Per questo, indossa la sua divisa da soldato e percorre su e giù le vie di Gerusalemme, si apposta nei villaggi e nelle città dei Territori Palestinesi e di Israele, sta di pattuglia lungo la linea verde stabilita nel 1967. Il tentativo sembra piuttosto banale, solo che Yuda è completamente bianco. Bianco dalla testa ai piedi: la testa, i capelli e i vestiti sono ricoperti di vernice, così come il suo casco (da ciclista) e la sua arma, un M16 di plastica.
Sinonimo di purezza, di pace o di resa, l’idea di bianco contrasta con quella di soldato. Yuda vuole opporre questo colore ai concetti di sicurezza, di controllo, di lotta e di oppressione. A seconda degli umori, dei luoghi e dell’ora del giorno, l’incontro si svolge in modi diversi: un mezzogiorno alla Porta di Damasco non ha nulla a che vedere con un giovedì sera a Mamilla (il quartiere alla moda alle porte della Città vecchia) o con il giorno di Shabbat nel quartiere ultraortodosso di Mea Shearim.
A volte la gente si ferma, altre volte lo guarda, gli dà del pazzo, si congratula, lo fotografa, lo insulta, lo invita a prendere un caffè, lo aggredisce, si mette a ballare intorno a lui, lo bacia… molto spesso i bambini hanno paura, sono quasi angosciati. Benché Yuda cerchi di mostrarsi gentile e abbozzi un sorriso, il più delle volte si spaventano e corrono a nascondersi sotto le gonne delle madri. Nulla di simile invece accade quando si trovano faccia a faccia con un vero soldato, ed è questo a dargli fastidio.

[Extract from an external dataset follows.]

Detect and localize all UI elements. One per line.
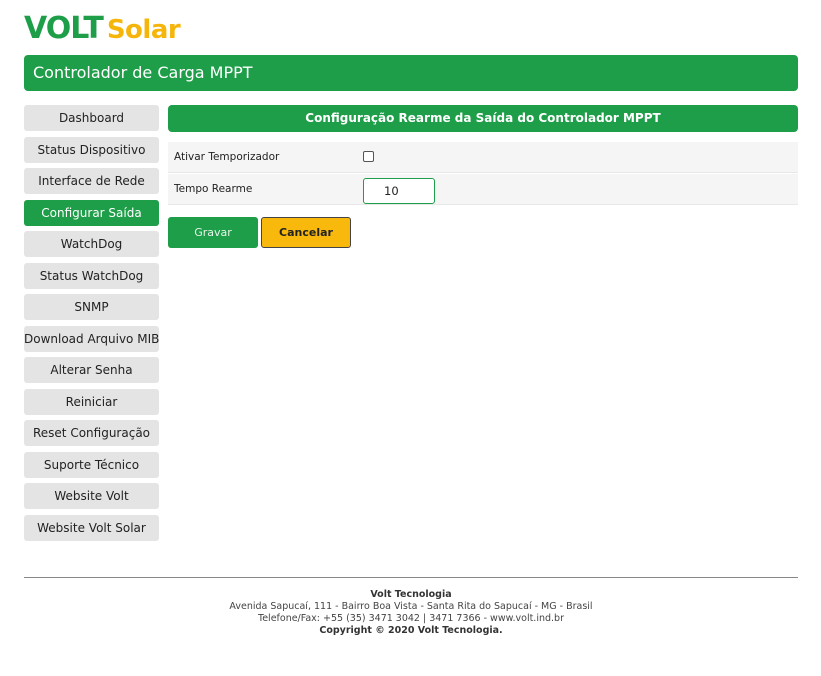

Per Yuda, i soldati sono talmente integrati nella società che non ci si fa più caso, «è come con i McDonald!». Persino i turisti confessano di non stupirsene più, dopo appena qualche giorno in Terra Santa. «Le persone sono troppo abituate alla violenza, e il loro stato d’animo è ormai rivolto alla guerra, alla sopravvivenza, al possesso, ai diritti concessi da Dio. Le persone sono pronte a sacrificare i loro figli per una causa, per un ideale. Non è normale, dovremmo poter sfuggire a una vita quotidiana plasmata dalla paura e dalla fobia della sicurezza».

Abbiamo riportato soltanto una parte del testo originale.